Fare storytelling mi permette di entrare in contatto con persone che altrimenti forse non avrei conosciuto o che magari avrei ignorato, guardato con sospetto, persino giudicato. Ci comportiamo tutti così dopotutto, non è forse vero? Non vogliamo ammetterlo, ma è questo l’atteggiamento in assoluto più diffuso, quello di ignorare gli altri, di evitare di incrociare il loro sguardo a causa di chissà quale paura.
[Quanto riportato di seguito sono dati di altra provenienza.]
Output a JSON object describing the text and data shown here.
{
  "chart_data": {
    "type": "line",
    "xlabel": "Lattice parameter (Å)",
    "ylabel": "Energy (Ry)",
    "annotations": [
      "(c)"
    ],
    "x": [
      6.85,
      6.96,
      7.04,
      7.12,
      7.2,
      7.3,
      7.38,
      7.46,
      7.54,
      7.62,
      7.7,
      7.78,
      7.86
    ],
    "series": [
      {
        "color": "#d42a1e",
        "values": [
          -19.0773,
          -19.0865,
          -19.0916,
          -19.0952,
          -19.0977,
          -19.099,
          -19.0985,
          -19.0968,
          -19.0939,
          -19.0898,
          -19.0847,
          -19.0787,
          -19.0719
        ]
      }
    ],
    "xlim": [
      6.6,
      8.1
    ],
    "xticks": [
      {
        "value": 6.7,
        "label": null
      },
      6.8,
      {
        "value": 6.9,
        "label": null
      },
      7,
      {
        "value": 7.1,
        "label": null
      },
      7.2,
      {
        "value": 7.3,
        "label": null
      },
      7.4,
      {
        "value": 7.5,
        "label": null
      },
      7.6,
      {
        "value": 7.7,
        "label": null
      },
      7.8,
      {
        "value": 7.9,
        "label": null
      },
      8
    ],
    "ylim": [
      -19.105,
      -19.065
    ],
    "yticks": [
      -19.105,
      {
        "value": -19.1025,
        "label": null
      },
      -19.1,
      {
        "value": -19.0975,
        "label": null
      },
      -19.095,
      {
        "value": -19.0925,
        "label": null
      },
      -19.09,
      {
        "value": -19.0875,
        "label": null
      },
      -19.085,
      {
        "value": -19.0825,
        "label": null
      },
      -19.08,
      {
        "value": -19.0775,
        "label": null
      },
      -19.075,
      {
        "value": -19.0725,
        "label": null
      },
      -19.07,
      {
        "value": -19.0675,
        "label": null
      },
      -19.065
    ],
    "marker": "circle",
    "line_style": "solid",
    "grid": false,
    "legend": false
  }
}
Con lo storytelling invece questo atteggiamento deve necessariamente essere abbandonato.

Fare storytelling mi costringe ad avvicinarmi agli altri, a guardarli dritto negli occhi, ad osservarli così tanto in profondità che alla fine sembra quasi di averci instaurato un rapporto stretto, intimo. Alla fine del servizio, non porto a casa solo il pezzo e le emozioni che l’azienda ha saputo regalare, ma porto a casa anche le emozioni che quelle persone hanno trasmesso.

L’osservare, rendendo intimi, consente di andare al di là del lavoratore, del manager, dell’imprenditore, dell’artigiano. Attraverso i volti, gli occhi, le cicatrici, i segni della pelle, uno modo di gesticolare particolare, ecco che la personalità dell’altro si svela, una personalità che uno storyteller deve cercare di cogliere. Perché è vero che il compito dello storyteller è raccontare l’azienda, ma è vero anche che sono le persone che quell’azienda la compongono l’elemento in assoluto più importante, persone che sono lavoratori ma che fuori da quelle quattro mura sono molto altro ancora.